Materials and Methods
We retrospectively enrolled 425 advanced NSCLC patients who received anti–PD-(L)1 monotherapy between January 2016 and June 2021, stratifying them into irAE (n=127) and non-irAE (n=298) groups. The primary endpoint was to assess the impact of irAEs on progression-free survival (PFS) and overall survival (OS). Landmark (2-, 3-, 6-, and 9-month) and time-dependent Cox analyses were performed to eliminate ITB.
Results
With a median follow-up of 38.8 months, the occurrence of overall irAEs was significantly associated with superior PFS (11.2 vs. 3.4 months, p < 0.001) and OS (31.4 vs. 14.0 months, p < 0.001), which persisted in landmark and time-dependent Cox analyses. For the main organ-specific irAEs, skin, thyroid, and hepatic irAEs, respectively, showed significantly improved survival compared to the non-irAE group, whereas pneumonitis did not. Single-organ irAEs had the best outcomes compared with multi-organ or no irAE, which also held across subgroups of skin, thyroid, and hepatic irAEs. Moreover, severe grade irAEs and immunotherapy discontinuation had a detrimental effect on survival, systemic steroid therapy showed little effect, while immunotherapy resumption had tolerable safety and a trend of improved survival.
Conclusion
After adequately adjusting ITB, the occurrence of overall irAEs predicts for favorable efficacy of anti–PD-(L)1 monotherapy in NSCLC, with better outcomes observed in patients with skin, thyroid, or hepatic irAEs, particularly those with single-organ involvement.

Keyword

Non-small cell lung cancer; PD-1/PD-L1 inhibitors; Immune-related adverse events; Therapeutic efficacy; Immortal-time bias

Figure

  • Fig. 1. Kaplan-Meier curves illustrating the progression-free survival and overall survival in overall patients with and without immune-related adverse events (irAEs) from no (A, B), 2-month (C, D), 3-month (E, F), 6-month (G, H), and 9-month (I, J) landmark analyses. CI, confidence interval; mOS, median overall survival; mPFS, median progression-free survival.

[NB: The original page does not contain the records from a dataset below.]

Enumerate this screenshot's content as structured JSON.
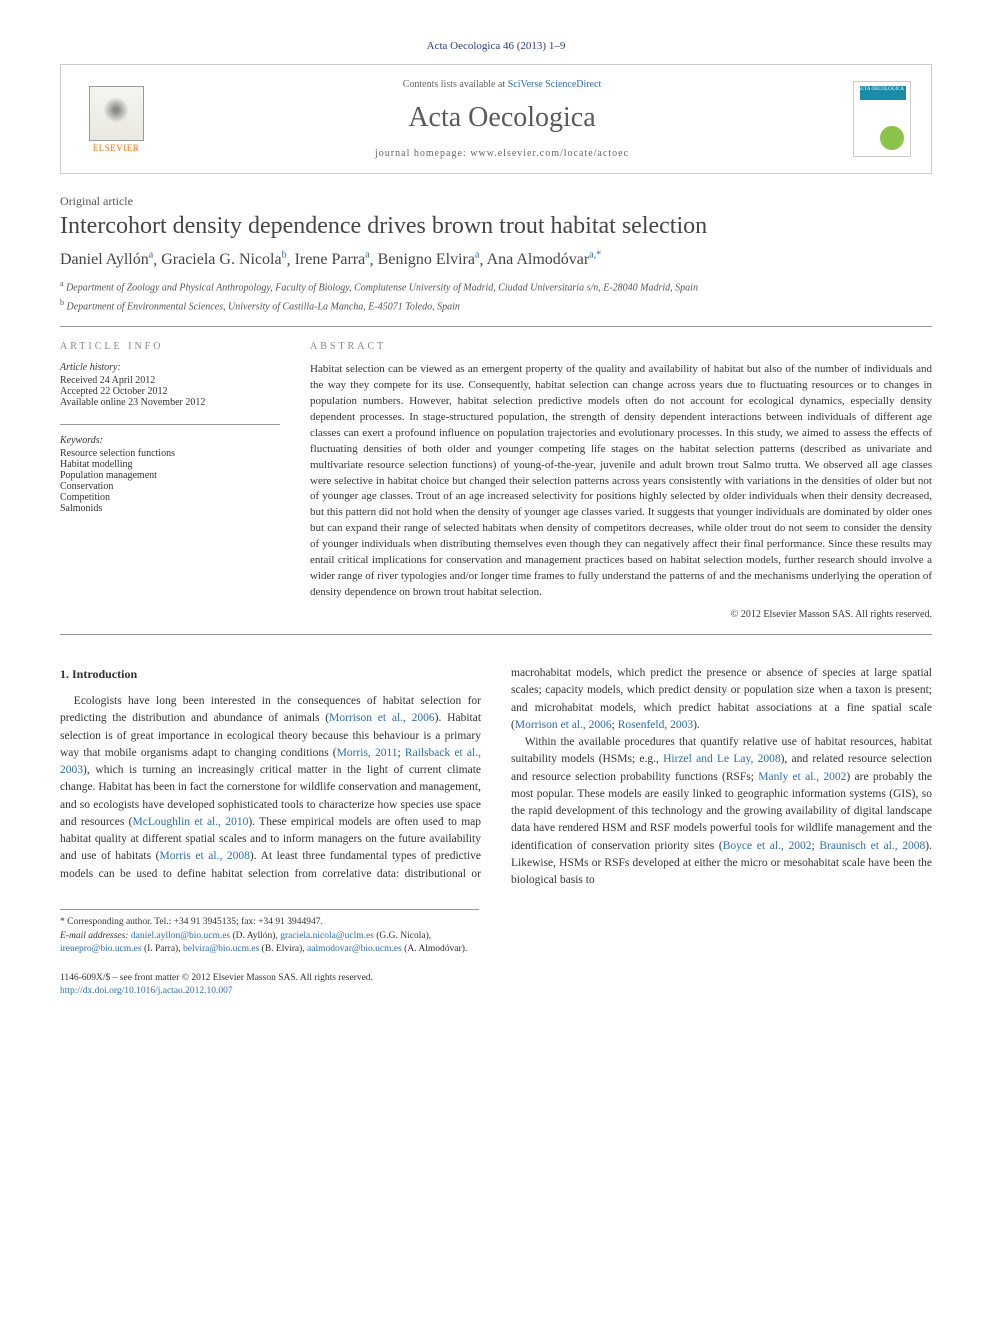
{
  "citation": "Acta Oecologica 46 (2013) 1–9",
  "banner": {
    "elsevier": "ELSEVIER",
    "contents_prefix": "Contents lists available at ",
    "contents_link": "SciVerse ScienceDirect",
    "journal_name": "Acta Oecologica",
    "homepage_prefix": "journal homepage: ",
    "homepage_url": "www.elsevier.com/locate/actoec",
    "cover_label": "ACTA OECOLOGICA"
  },
  "article": {
    "type": "Original article",
    "title": "Intercohort density dependence drives brown trout habitat selection",
    "authors": [
      {
        "name": "Daniel Ayllón",
        "affil": "a"
      },
      {
        "name": "Graciela G. Nicola",
        "affil": "b"
      },
      {
        "name": "Irene Parra",
        "affil": "a"
      },
      {
        "name": "Benigno Elvira",
        "affil": "a"
      },
      {
        "name": "Ana Almodóvar",
        "affil": "a,*"
      }
    ],
    "affiliations": [
      {
        "sup": "a",
        "text": "Department of Zoology and Physical Anthropology, Faculty of Biology, Complutense University of Madrid, Ciudad Universitaria s/n, E-28040 Madrid, Spain"
      },
      {
        "sup": "b",
        "text": "Department of Environmental Sciences, University of Castilla-La Mancha, E-45071 Toledo, Spain"
      }
    ]
  },
  "info": {
    "heading": "ARTICLE INFO",
    "history_label": "Article history:",
    "received": "Received 24 April 2012",
    "accepted": "Accepted 22 October 2012",
    "online": "Available online 23 November 2012",
    "keywords_label": "Keywords:",
    "keywords": [
      "Resource selection functions",
      "Habitat modelling",
      "Population management",
      "Conservation",
      "Competition",
      "Salmonids"
    ]
  },
  "abstract": {
    "heading": "ABSTRACT",
    "text": "Habitat selection can be viewed as an emergent property of the quality and availability of habitat but also of the number of individuals and the way they compete for its use. Consequently, habitat selection can change across years due to fluctuating resources or to changes in population numbers. However, habitat selection predictive models often do not account for ecological dynamics, especially density dependent processes. In stage-structured population, the strength of density dependent interactions between individuals of different age classes can exert a profound influence on population trajectories and evolutionary processes. In this study, we aimed to assess the effects of fluctuating densities of both older and younger competing life stages on the habitat selection patterns (described as univariate and multivariate resource selection functions) of young-of-the-year, juvenile and adult brown trout Salmo trutta. We observed all age classes were selective in habitat choice but changed their selection patterns across years consistently with variations in the densities of older but not of younger age classes. Trout of an age increased selectivity for positions highly selected by older individuals when their density decreased, but this pattern did not hold when the density of younger age classes varied. It suggests that younger individuals are dominated by older ones but can expand their range of selected habitats when density of competitors decreases, while older trout do not seem to consider the density of younger individuals when distributing themselves even though they can negatively affect their final performance. Since these results may entail critical implications for conservation and management practices based on habitat selection models, further research should involve a wider range of river typologies and/or longer time frames to fully understand the patterns of and the mechanisms underlying the operation of density dependence on brown trout habitat selection.",
    "copyright": "© 2012 Elsevier Masson SAS. All rights reserved."
  },
  "body": {
    "section_heading": "1. Introduction",
    "p1_a": "Ecologists have long been interested in the consequences of habitat selection for predicting the distribution and abundance of animals (",
    "p1_ref1": "Morrison et al., 2006",
    "p1_b": "). Habitat selection is of great importance in ecological theory because this behaviour is a primary way that mobile organisms adapt to changing conditions (",
    "p1_ref2": "Morris, 2011",
    "p1_c": "; ",
    "p1_ref3": "Railsback et al., 2003",
    "p1_d": "), which is turning an increasingly critical matter in the light of current climate change. Habitat has been in fact the cornerstone for wildlife conservation and management, and so ecologists have developed sophisticated tools to characterize how species use space and resources (",
    "p1_ref4": "McLoughlin et al., 2010",
    "p1_e": "). These empirical models are often used to map habitat quality at different spatial scales and to inform managers on the future availability and use of habitats (",
    "p1_ref5": "Morris et al., 2008",
    "p1_f": "). At least three fundamental types of predictive models can be used to define habitat selection from correlative data: distributional or macrohabitat models, which predict the presence or absence of species at large spatial scales; capacity models, which predict density or population size when a taxon is present; and microhabitat models, which predict habitat associations at a fine spatial scale (",
    "p1_ref6": "Morrison et al., 2006",
    "p1_g": "; ",
    "p1_ref7": "Rosenfeld, 2003",
    "p1_h": ").",
    "p2_a": "Within the available procedures that quantify relative use of habitat resources, habitat suitability models (HSMs; e.g., ",
    "p2_ref1": "Hirzel and Le Lay, 2008",
    "p2_b": "), and related resource selection and resource selection probability functions (RSFs; ",
    "p2_ref2": "Manly et al., 2002",
    "p2_c": ") are probably the most popular. These models are easily linked to geographic information systems (GIS), so the rapid development of this technology and the growing availability of digital landscape data have rendered HSM and RSF models powerful tools for wildlife management and the identification of conservation priority sites (",
    "p2_ref3": "Boyce et al., 2002",
    "p2_d": "; ",
    "p2_ref4": "Braunisch et al., 2008",
    "p2_e": "). Likewise, HSMs or RSFs developed at either the micro or mesohabitat scale have been the biological basis to"
  },
  "footer": {
    "corr_label": "* Corresponding author. Tel.: +34 91 3945135; fax: +34 91 3944947.",
    "email_label": "E-mail addresses:",
    "emails": [
      {
        "addr": "daniel.ayllon@bio.ucm.es",
        "name": "(D. Ayllón)"
      },
      {
        "addr": "graciela.nicola@uclm.es",
        "name": "(G.G. Nicola)"
      },
      {
        "addr": "irenepro@bio.ucm.es",
        "name": "(I. Parra)"
      },
      {
        "addr": "belvira@bio.ucm.es",
        "name": "(B. Elvira)"
      },
      {
        "addr": "aalmodovar@bio.ucm.es",
        "name": "(A. Almodóvar)"
      }
    ]
  },
  "doi": {
    "front_matter": "1146-609X/$ – see front matter © 2012 Elsevier Masson SAS. All rights reserved.",
    "link": "http://dx.doi.org/10.1016/j.actao.2012.10.007"
  }
}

  • Fig. 2. Forest plots for the impact of different immune-related adverse event (irAE) type and number on progression-free survival (PFS) and overall survival (OS). (A) The impact of different type of organ-specific irAEs (including skin irAEs, thyroid irAEs, hepatic irAEs, and pneumonitis) on PFS and OS, with conventional analysis and 2-, 3-, 6-, and 9-month landmark analyses. (B) The impact of different number of organs involved by irAEs (no, single-organ, and multi-organ) on PFS and OS in overall and each different organ-specific irAEs groups. a)Control group.

  • Fig. 3. Kaplan-Meier curves for progression-free survival and overall survival based on immune-related adverse events (irAE) grade and managements (no landmark analysis). Progression-free survival (A) and overall survival (B) in patients without, with grade 1-2 or grade 3-5 irAEs. Progression-free survival (C) and overall survival (D) in patients discontinuing immune checkpoint inhibitors (ICIs) or not. Progression-free survival (E) and overall survival (F) in patients receiving systemic steroid or not. Progression-free survival (G) and overall survival (H) in patients resuming ICIs or not. CI, confidence interval; mOS, median overall survival; mPFS, median progression-free survival; NA, not available.